Westmoreland misunderstood America, Vietnam—and, eventually, his own army. There was, he admits, some dissent and rebellion within the ranks, but these were “usually fanned by outsiders.” In any case, morale problems were never very serious, he claims. “Nor were the military services ever anywhere near the distressful state that some hand-wringers tried to depict.”

He is wrong. David Cortright, a veteran of three years of active duty in the army, is hardly a hand-wringer. He has made a careful inquiry into the attitudes of US troops; his book is an exhaustive account of rebellion in all the armed forces, not only in Vietnam but throughout the world. He makes it clear that by 1971 the greatest danger facing the US Army might well have been itself. Cortright, who was himself a member of the GI antiwar movement, maintains that

In a very real sense, the American Army was fighting on two fronts, one against the Vietnamese guerrillas in the jungles and the other against embittered militants within its own ranks. The strain of black resistance was a key factor in crippling US military capabilities in Vietnam.

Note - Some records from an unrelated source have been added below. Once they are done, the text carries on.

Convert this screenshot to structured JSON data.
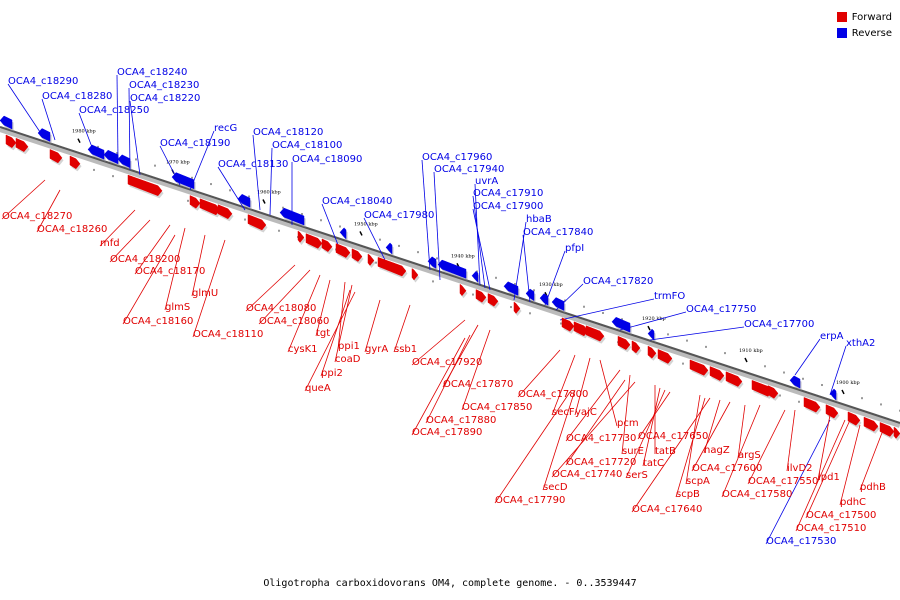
{
  "legend": {
    "forward_label": "Forward",
    "reverse_label": "Reverse",
    "forward_color": "#e00000",
    "reverse_color": "#0000e6"
  },
  "caption": "Oligotropha carboxidovorans OM4, complete genome. - 0..3539447",
  "ticks": [
    "1980 kbp",
    "1970 kbp",
    "1960 kbp",
    "1950 kbp",
    "1940 kbp",
    "1930 kbp",
    "1920 kbp",
    "1910 kbp",
    "1900 kbp"
  ],
  "reverse_genes": [
    "OCA4_c18290",
    "OCA4_c18240",
    "OCA4_c18280",
    "OCA4_c18230",
    "OCA4_c18220",
    "OCA4_c18250",
    "recG",
    "OCA4_c18190",
    "OCA4_c18120",
    "OCA4_c18100",
    "OCA4_c18130",
    "OCA4_c18090",
    "OCA4_c17960",
    "OCA4_c17940",
    "uvrA",
    "OCA4_c17910",
    "OCA4_c17900",
    "OCA4_c18040",
    "OCA4_c17980",
    "hbaB",
    "OCA4_c17840",
    "pfpI",
    "OCA4_c17820",
    "trmFO",
    "OCA4_c17750",
    "OCA4_c17700",
    "erpA",
    "xthA2",
    "OCA4_c17530"
  ],
  "forward_genes": [
    "OCA4_c18270",
    "OCA4_c18260",
    "mfd",
    "OCA4_c18200",
    "OCA4_c18170",
    "glmS",
    "glmU",
    "OCA4_c18160",
    "OCA4_c18110",
    "OCA4_c18080",
    "OCA4_c18060",
    "cysK1",
    "tgt",
    "ppi1",
    "coaD",
    "ppi2",
    "queA",
    "gyrA",
    "ssb1",
    "OCA4_c17920",
    "OCA4_c17870",
    "OCA4_c17850",
    "OCA4_c17880",
    "OCA4_c17890",
    "OCA4_c17800",
    "secF",
    "yajC",
    "pcm",
    "OCA4_c17730",
    "surE",
    "OCA4_c17720",
    "OCA4_c17740",
    "tatB",
    "tatC",
    "serS",
    "OCA4_c17650",
    "secD",
    "OCA4_c17790",
    "scpA",
    "scpB",
    "OCA4_c17640",
    "nagZ",
    "OCA4_c17600",
    "argS",
    "OCA4_c17580",
    "ilvD2",
    "OCA4_c17550",
    "lpd1",
    "OCA4_c17500",
    "OCA4_c17510",
    "pdhC",
    "pdhB"
  ]
}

That view is probably exaggerated. Despite the disaffection, in varying degrees, of countless officers and enlisted men US military forces were still able to crater the landscape and kill Indochinese quite effectively until they were pulled out. Many infantrymen resented being sent on dangerous missions whose only purpose was more glory and promotions for ambitious officers. Still most orders to go on patrol were obeyed. But it remains true that the fear that growing dissent among GIs would spread was one of the main reasons why US forces withdrew from Vietnam.

The most vivid acts of rebellion occurred when men refused to go into combat and officers were “fragged,” both in the field and in the “base camps.” But Cortright shrewdly points out that the more common kind of rebellion was less obvious; it was in fact a second, nonviolent guerrilla war:

Solidarity was expressed symbolically through long hair and afros, rock and soul music, beads and black bracelets, peace signs and clenched fists. The consequences of open defiance could be extremely harsh, and most GIs thus normally expressed their loathing for the military through more subtle means. Vast numbers of Vietnam-era servicemen participated in countless minor acts of sabotage and obstruction designed to clog the gears of the “Green Machine.”

Every unit had its examples of intentionally bungled repair or paperwork, of unexplained minor damage to equipment, of constant squabbling between certain GIs and the “lifers,” of mysteriously appearing peace signs, etc. The cumulative effect of thousands of such acts constituted the reality of the morale crisis.

Perhaps Cortright’s most important conclusion is that most of the GI resistance came not from draftees “but from volunteers…from working class backgrounds.” He shows convincingly that the poor blacks and high school graduates who enlisted were quite as opposed to the war as the more publicized college protesters. My own experience as a reporter in Vietnam suggested that many of the volunteer combat soldiers were more seriously skeptical about the announced aims of war than those at home. They found themselves risking their lives for an “ally” whose army did not want to fight.

This should be borne in mind when one considers the current volunteer army, much of it black and most of it drawn from the poorer classes. By many accounts the tumult of the early Seventies has subsided and the army is getting back on its feet. But to do what? It is hard to conceive of any place right now where the new all-volunteer army could engage in sustained combat. That may be one of the most important consequences of the war in Vietnam.